Real estate markets seemed to finally be mounting a recovery at the end of 2024. In Europe, transaction volumes reached €55.6bn in Q4, according to MSCI – the highest quarterly figure in two years. Real estate investors therefore headed into 2025 with a sense of optimism, with one eye on falling interest rates and the return to transactional activity.
But it quickly became apparent that 2025 was not going to play ball. Bond-market volatility, geopolitical crises, global trade tensions and inflationary pressures all point to a difficult backdrop this year, not the most conducive to a steady revival.
As Jay Kwan, managing director and head of Europe at QuadReal Property, says in our MIPIM preview, on page 16, that the geopolitical uncertainty is making it harder than ever to forecast real estate markets – from capital values and cap rates to transaction volumes. “Given that so much of this could be influenced by geopolitics, it’s really hard to project or predict,” he says. “If rates stay elevated, capital values will stay under pressure.” He adds: “Geopolitical risk has arguably taken precedence over macroeconomic cycle risk in shaping the challenges facing our industry this coming year.”
Robert-Jan Foortse, head of European real estate at APG, the asset manager for the largest pension fund in the Netherlands, says: “I think lots of the discussions at MIPIM will be around geopolitics…. this will be top of mind for everybody.”
Kwan and Foortse are among a number of major institutional investors attending the RE-Invest summit at MIPIM. Conversations at the closed-door event among pension, sovereign and insurance funds will be indicative of how the world’s biggest investors will act this year.

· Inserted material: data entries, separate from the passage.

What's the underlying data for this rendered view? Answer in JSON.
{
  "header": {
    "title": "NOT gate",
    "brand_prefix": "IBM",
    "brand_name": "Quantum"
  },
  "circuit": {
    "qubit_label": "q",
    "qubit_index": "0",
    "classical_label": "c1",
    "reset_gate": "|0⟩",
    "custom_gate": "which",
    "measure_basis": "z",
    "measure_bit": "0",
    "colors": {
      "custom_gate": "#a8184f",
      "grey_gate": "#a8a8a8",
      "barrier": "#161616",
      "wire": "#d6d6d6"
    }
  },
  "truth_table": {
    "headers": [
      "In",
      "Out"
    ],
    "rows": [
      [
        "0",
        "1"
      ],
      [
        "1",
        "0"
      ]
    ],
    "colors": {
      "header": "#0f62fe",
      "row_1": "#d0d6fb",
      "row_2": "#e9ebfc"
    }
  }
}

This year’s investment intentions survey, released by European real estate investor association INREV at the start of the year, suggested an uptick in risk appetite. Approximately 62% of investors planning to allocate capital in Europe favoured high-risk strategies, with value-added investments being preferred by 47%. But there was an increase in interest in core strategies – 38% of investors favoured core, up from 21% in 2024. On pages 6-8 we explore whether the climate is right for a revival in core real estate.
On releasing the investment intentions survey, Iryna Pylypchuk, INREV’s director of research and market information, said 2025 could “stand as a placeholder year for many investors”. She explained: “Political and economic uncertainties in many markets prompt [them] to recalibrate strategies and assess the long-term implications of evolving market dynamics while focusing on tactical disposals in real estate and broader multi-asset portfolios.”
For Foortse, “the big question” is whether the current backdrop of geopolitical uncertainty and protectionism is a blip in the long-running globalisation mega-trend, or whether the world is moving into a new structural phase.
“Short-term arbitrage opportunities” might arise this year for investors, but Foortse says APG is “more concerned about those long-term impacts because our portfolio is a long-term portfolio”.
One of the biggest long-term structural shifts taking place is the ageing of global populations. In our demographics report from page 21, we explore the implications for real assets markets. We look at the situation in Europe, North America, Africa, China, India and Australia, all of which are experiencing ageing.
Last year, BlackRock produced a report that outlined how changing demographics will have a “profound” effect on the performance of real estate over the next five to 10 years.
On page 31, Simon Durkin, global head of real estate research and strategy at BlackRock, says: “Investors need to look to where these shifts are likely to play out and to participate as early movers in the relatively nascent sectors that will grow in importance as the demographic composition of these countries shifts.”
Healthcare real estate, senior housing and social infrastructure are examples of areas where the worlds of real estate and infrastructure intersect. Data centres is another (see pages 4-5).
On page 10, Andrea Orlandi and Valentina Shegoyan look at how increases in operational risk and allocation pressures from infrastructure and private equity are putting property in a tight spot. “Real estate can no longer sit in a silo,” they argue.
“Real estate continues to perform a productive role in portfolio diversification”, but investors and investment managers need to embrace technological disruption and the greater operational risk inherent in real estate today if it is to remain a “relevant and profitable asset class for institutional investors”.